Entry into, and engagement with, the west in Robinson’s work is indebted to both official and unofficial gatekeepers of traditions, learning and language associated with this part of the world. Through conversations with fishermen, postmistresses, school-children and tourists, his work offers a rare view of what it means to journey through and live in the ‘landscape’ of the Irish west – and argues that routes are as important as roots when thinking about how people come to adopt, adapt, and belong to place.  Snatches of song are heard and stories retold, observations are noted and sources carefully attributed, and so Robinson makes cartographically visible and textually audible a wide variety of oral, manuscript and material testimonies in his visual and verbal meditations on Aran, the Burren and Connemara. 

Radharc Tíre

Robinson’s Irish Landscape is as much about people who lived on it and continue to shape it, as it is about the history and topography of the land itself. As cultural historian, Simon Schama notes in Landscape and Memory (1995), our understanding of this deceptively complex term lies in its European origins. ‘Landcsape’ entered the English language as a Dutch import (along with herring and bleached linen) at the end of the sixteenth century, where landschap became landskip signifying ‘a unit of human occupation, indeed jurisdiction, as much as anything that might be a pleasing object of depiction’ (Schama, 10). The term ‘landscape’ therefore denotes a conjunction of nature and culture – a meeting of people, human engineering and place, embedded in time. 

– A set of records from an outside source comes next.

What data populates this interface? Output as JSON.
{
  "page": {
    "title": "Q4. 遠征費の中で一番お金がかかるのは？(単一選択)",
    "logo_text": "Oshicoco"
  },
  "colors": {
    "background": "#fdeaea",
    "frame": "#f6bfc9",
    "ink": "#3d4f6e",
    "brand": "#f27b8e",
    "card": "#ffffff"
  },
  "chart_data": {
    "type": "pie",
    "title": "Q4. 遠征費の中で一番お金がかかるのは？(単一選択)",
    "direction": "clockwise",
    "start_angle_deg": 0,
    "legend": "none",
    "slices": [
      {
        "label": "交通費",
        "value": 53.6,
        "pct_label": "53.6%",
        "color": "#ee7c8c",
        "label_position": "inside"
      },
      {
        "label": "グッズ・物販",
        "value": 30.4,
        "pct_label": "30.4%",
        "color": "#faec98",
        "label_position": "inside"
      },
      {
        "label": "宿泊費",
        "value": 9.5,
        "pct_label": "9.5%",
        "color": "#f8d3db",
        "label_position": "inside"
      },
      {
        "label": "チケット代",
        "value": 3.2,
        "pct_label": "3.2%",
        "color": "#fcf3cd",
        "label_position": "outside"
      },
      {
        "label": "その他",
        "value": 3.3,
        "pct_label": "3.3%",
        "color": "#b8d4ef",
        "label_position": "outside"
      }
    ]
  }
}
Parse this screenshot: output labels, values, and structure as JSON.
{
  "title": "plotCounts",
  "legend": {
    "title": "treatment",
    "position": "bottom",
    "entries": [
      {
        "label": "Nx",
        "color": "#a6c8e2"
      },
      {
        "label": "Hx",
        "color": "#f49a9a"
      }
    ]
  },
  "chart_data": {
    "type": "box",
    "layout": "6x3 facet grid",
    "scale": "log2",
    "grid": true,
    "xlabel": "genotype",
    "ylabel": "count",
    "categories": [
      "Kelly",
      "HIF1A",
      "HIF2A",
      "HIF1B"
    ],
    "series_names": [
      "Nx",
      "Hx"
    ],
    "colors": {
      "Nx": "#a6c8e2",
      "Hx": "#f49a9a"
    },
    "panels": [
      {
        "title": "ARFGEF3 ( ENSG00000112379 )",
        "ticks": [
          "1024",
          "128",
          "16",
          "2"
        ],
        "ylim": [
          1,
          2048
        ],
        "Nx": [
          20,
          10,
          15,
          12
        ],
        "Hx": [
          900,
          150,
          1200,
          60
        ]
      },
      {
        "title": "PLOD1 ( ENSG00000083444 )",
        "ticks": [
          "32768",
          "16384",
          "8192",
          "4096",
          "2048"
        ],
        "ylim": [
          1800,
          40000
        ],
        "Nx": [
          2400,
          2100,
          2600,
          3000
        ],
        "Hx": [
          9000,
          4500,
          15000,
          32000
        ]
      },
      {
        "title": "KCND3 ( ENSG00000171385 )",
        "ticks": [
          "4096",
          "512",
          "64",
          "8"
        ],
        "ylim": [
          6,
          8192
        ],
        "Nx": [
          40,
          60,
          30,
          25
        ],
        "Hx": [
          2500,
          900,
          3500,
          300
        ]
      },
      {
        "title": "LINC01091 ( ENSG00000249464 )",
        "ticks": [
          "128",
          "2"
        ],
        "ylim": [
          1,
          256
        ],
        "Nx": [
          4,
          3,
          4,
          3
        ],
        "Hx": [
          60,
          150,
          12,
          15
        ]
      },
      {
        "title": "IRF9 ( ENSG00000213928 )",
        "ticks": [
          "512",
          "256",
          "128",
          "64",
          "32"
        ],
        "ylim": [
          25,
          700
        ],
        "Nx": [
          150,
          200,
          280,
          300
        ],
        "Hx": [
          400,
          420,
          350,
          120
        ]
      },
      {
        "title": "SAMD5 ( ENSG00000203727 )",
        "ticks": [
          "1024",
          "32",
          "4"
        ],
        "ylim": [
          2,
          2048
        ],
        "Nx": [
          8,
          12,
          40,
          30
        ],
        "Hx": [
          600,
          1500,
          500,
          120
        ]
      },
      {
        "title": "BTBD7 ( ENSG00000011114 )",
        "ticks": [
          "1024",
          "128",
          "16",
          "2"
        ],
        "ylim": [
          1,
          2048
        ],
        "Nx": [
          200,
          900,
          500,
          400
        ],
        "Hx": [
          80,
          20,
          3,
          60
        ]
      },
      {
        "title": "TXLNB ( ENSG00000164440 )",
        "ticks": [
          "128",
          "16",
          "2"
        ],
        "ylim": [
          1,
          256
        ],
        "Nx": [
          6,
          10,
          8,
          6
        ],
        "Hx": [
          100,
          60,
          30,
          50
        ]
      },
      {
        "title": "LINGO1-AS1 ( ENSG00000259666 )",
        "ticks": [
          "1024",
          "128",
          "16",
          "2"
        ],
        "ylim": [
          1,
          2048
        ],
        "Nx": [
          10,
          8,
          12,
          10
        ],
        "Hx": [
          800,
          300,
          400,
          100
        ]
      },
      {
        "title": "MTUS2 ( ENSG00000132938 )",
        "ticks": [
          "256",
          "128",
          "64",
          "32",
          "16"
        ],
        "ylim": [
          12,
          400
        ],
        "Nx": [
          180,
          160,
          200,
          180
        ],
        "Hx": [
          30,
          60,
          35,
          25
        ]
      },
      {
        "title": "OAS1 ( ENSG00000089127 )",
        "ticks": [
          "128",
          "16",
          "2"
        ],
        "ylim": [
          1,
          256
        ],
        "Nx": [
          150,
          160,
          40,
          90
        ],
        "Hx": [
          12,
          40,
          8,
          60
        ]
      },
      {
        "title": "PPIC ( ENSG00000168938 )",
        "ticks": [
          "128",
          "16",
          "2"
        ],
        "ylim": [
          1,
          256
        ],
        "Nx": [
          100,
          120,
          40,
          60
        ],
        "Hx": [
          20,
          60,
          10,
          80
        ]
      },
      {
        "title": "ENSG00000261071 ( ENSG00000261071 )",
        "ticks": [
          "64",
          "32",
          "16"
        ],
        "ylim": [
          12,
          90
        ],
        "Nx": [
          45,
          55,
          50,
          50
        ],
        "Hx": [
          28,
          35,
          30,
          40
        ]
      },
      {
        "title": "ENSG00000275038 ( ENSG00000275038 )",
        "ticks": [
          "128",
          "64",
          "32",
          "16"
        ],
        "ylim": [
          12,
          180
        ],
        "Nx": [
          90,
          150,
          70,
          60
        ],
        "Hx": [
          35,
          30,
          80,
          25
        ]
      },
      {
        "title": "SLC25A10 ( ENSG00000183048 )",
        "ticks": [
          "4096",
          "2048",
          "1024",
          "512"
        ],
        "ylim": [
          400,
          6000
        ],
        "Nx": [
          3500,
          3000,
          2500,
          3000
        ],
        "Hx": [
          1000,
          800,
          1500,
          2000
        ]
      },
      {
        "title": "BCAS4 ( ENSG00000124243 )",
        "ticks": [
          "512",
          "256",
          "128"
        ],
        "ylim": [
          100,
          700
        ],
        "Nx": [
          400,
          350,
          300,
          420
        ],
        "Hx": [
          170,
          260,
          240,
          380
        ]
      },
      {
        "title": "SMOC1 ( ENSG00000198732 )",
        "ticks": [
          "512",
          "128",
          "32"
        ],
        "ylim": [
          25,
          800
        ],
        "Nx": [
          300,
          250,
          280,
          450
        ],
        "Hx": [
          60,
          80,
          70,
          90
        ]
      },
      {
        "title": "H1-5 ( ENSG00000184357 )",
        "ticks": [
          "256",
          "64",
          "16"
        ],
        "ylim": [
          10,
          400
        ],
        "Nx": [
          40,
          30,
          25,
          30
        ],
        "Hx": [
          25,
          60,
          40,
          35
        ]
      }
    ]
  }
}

In this, Robinson’s work further challenges our way of thinking about contemporary landscapes in Ireland (if not on a global scale in terms of his writing on the ‘echosphere’) at a time of urgency in world environmental history when considering the impact of the anthropocene, human activity and climate change on the Earth’s ecosystems today (Chakrabarty, 2009). In his writings, along with a questioning of the various kinds of values that can be attached to landscapes (economic, cultural, personal) there are also salutary paragraphs where we are reminded of the responsibility that the present generation has in bearing such gifts from the past safely into future hands.